Prestige ou punition ? Le conseiller à la sécurité nationale des États-Unis Mike Waltz, démis de ses fonctions le 1er mai, a rapidement retrouvé du travail comme ambassadeur des États-Unis à l’ONU.
Sur le papier, alors que le républicain était pris dans la tourmente du “SignalGate” — affaire qui a vu l’administration Trump révéler par erreur à un journaliste de The Atlantic des informations sécuritaires sensibles via une conversation tenue sur la plateforme Signal —, Mike Waltz semble sortir de cette crise par le haut. Après tout, le relais de la Maison-Blanche auprès des Nations unies est le porte-étendard de la première puissance mondiale devant le monde. Pas mal.

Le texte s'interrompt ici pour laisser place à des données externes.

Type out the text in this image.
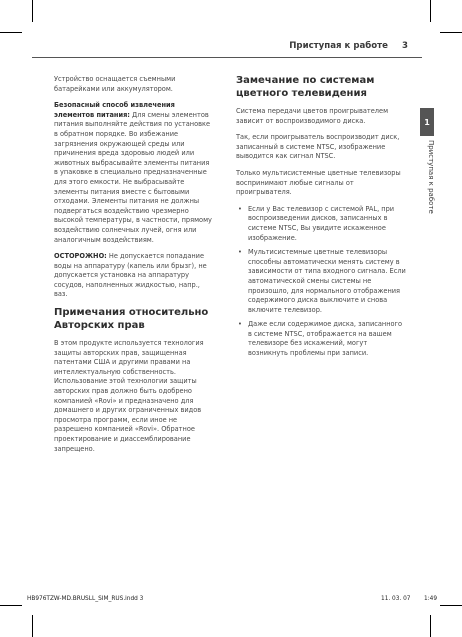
Приступая к работе 3
1
Приступая к работе

Устройство оснащается съемными батарейками или аккумулятором.

Безопасный способ извлечения элементов питания: Для смены элементов питания выполняйте действия по установке в обратном порядке. Во избежание загрязнения окружающей среды или причинения вреда здоровью людей или животных выбрасывайте элементы питания в упаковке в специально предназначенные для этого емкости. Не выбрасывайте элементы питания вместе с бытовыми отходами. Элементы питания не должны подвергаться воздействию чрезмерно высокой температуры, в частности, прямому воздействию солнечных лучей, огня или аналогичным воздействиям.

ОСТОРОЖНО: Не допускается попадание воды на аппаратуру (капель или брызг), не допускается установка на аппаратуру сосудов, наполненных жидкостью, напр., ваз.

Примечания относительно Авторских прав

В этом продукте используется технология защиты авторских прав, защищенная патентами США и другими правами на интеллектуальную собственность. Использование этой технологии защиты авторских прав должно быть одобрено компанией «Rovi» и предназначено для домашнего и других ограниченных видов просмотра программ, если иное не разрешено компанией «Rovi». Обратное проектирование и диассемблирование запрещено.

Замечание по системам цветного телевидения

Система передачи цветов проигрывателем зависит от воспроизводимого диска.

Так, если проигрыватель воспроизводит диск, записанный в системе NTSC, изображение выводится как сигнал NTSC.

Только мультисистемные цветные телевизоры воспринимают любые сигналы от проигрывателя.

• Если у Вас телевизор с системой PAL, при воспроизведении дисков, записанных в системе NTSC, Вы увидите искаженное изображение.
• Мультисистемные цветные телевизоры способны автоматически менять систему в зависимости от типа входного сигнала. Если автоматической смены системы не произошло, для нормального отображения содержимого диска выключите и снова включите телевизор.
• Даже если содержимое диска, записанного в системе NTSC, отображается на вашем телевизоре без искажений, могут возникнуть проблемы при записи.
HB976TZW-MD.BRUSLL_SIM_RUS.indd 3	11. 03. 07 1:49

Mais quand on sait le mépris qu’entretient le 47e président des États-Unis au sujet de l’institution internationale, la nomination prend des allures punitives, surtout vu l’importance du poste que Mike Waltz abandonne. Sous Joe Biden, le conseiller à la sécurité nationale Jake Sullivan était une pièce maîtresse du dispositif stratégique états-unien. Son successeur républicain, qui aspirait à la même importance au sein de l’administration Trump, pourrait considérer cette nomination comme une mise au placard.
En attendant l’annonce de son remplaçant, c’est Marco Rubio, le fidèle secrétaire d’État du président, qui occupera le poste de conseiller à la sécurité nationale.
Avantage Maroc
Placard ou pas, cette évolution de la situation pourrait constituer une opportunité pour le Maroc et sa diplomatie. Si Mike Waltz ne s’est jamais prononcé sur la question du Sahara, la diplomate états-unienne qui siégeait aux Nations unies avant lui, Dorothy Shea, spécialisée dans les relations entre Washington et le Moyen-Orient, ne semblait pas particulièrement portée sur le dossier non plus.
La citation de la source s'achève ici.